Causal relationship between circulating cytokines and the risk of systemic sclerosis: A bidirectional Mendelian-randomization study

Author:

Song Hua1,Zheng Jinxin2,Shao Shunzi3,Chen Hongwei1,Zhu Yun1,Kassim Sajjaad4,Wang Dandan1,Sun Lingyun1

Affiliation:

1. Department of Rheumatology and Immunology,Nanjing University Medical School Affiliated Nanjing Drum Tower Hospital

2. School of Global Health, Chinese Centre for Tropical Diseases Research, Shanghai Jiao Tong University School of Medicine

3. Department of Digestive Diseases, the Affiliated Jiangning Hospital of Nanjing Medical University

4. First Affiliated Hospital of Nanjing Medical University, Jiangsu Province Hospital

Abstract

Abstract Objectives Systemic sclerosis (SSc) is an autoimmune disease characterized by immune dysfunction, vasculopathy, and fibrosis. While cytokines likely contribute to SSc pathogenesis, it is unclear whether particular cytokines play a causal role. We aimed to investigate potential causal relationships between circulating cytokines and SSc using Mendelian randomization. Methods We conducted a bidirectional two-sample Mendelian randomization study using summary data from published genome-wide association studies of SSc (2,313 cases, 15,881 controls) and 43 cytokines (up to 31,781 individuals). Single nucleotide polymorphisms associated with cytokine levels were selected as instruments to proxy genetically determined circulating concentrations.
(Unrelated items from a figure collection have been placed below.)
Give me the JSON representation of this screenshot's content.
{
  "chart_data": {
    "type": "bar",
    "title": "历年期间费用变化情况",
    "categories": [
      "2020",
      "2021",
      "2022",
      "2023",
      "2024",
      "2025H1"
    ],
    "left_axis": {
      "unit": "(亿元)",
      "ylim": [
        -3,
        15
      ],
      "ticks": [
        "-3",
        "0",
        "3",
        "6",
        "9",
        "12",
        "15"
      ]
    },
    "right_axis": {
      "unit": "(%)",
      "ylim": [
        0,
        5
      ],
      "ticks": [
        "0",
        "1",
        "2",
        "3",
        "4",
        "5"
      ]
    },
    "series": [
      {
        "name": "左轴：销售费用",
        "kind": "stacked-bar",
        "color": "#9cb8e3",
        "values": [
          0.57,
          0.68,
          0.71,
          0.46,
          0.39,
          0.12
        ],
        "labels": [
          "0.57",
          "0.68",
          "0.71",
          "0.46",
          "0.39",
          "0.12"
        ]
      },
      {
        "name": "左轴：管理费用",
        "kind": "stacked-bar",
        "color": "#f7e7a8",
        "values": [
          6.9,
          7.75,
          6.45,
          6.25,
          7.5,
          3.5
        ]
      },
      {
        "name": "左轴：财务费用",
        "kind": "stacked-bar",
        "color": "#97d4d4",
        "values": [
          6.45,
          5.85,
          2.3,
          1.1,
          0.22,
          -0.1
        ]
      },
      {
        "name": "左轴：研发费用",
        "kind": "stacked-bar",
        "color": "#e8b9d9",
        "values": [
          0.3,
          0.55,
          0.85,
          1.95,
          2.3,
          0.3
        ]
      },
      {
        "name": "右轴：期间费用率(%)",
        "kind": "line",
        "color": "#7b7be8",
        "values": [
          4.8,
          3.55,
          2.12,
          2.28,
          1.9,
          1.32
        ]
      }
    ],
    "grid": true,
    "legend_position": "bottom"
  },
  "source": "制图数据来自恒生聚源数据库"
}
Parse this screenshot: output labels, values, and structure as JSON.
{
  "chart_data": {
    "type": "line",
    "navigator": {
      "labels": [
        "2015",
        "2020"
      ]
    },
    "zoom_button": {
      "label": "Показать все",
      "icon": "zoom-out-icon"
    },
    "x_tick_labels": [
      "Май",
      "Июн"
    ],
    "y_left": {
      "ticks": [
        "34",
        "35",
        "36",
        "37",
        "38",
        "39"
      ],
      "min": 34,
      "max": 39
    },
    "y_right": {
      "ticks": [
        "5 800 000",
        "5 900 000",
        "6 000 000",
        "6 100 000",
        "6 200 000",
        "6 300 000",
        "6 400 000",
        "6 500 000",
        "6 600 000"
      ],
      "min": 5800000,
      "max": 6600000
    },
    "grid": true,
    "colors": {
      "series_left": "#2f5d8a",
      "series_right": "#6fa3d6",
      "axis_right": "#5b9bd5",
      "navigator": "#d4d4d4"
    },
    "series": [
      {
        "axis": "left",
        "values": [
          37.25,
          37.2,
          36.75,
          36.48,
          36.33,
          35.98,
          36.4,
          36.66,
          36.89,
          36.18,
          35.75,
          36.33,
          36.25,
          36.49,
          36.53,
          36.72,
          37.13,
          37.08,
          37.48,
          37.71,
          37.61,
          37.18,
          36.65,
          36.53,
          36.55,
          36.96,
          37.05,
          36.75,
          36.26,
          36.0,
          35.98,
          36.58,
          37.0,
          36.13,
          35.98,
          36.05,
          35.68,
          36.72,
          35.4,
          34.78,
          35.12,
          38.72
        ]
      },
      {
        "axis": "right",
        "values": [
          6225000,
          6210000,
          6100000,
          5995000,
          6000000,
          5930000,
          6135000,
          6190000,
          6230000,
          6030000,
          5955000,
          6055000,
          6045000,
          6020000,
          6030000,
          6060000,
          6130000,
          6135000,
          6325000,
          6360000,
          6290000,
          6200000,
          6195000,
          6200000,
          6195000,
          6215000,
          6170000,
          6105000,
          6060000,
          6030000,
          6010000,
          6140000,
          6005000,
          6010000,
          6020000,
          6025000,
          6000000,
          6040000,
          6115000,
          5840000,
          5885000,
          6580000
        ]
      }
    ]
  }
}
Potential causal relationships between exposures and outcomes were investigated primarily through inverse variance weighted Mendelian randomization analysis. To substantiate the robustness of our findings, we additionally conducted several complementary sensitivity analyses utilizing alternative Mendelian randomization methods, including MR-Egger, weighted median, simple and weighted mode, and MR-PRESSO. Results Among the cytokines analyzed, tumor necrosis factor-related apoptosis-inducing ligand (TRAIL) demonstrated a significant causal association, whereby genetically predicted lower TRAIL levels increased SSc risk. Other circulating cytokines including TGF-β, IL-6, and PDGF, have no causal relationship with SSc. Conclusion Our findings implicate reduced circulating TRAIL level as a potential causal factor in SSc risk, providing novel insights into disease pathogenesis. These findings position TRAIL as a putative upstream regulator in SSc, suggesting modulation of the TRAIL signaling cascade may represent a promising therapeutic approach in SSc.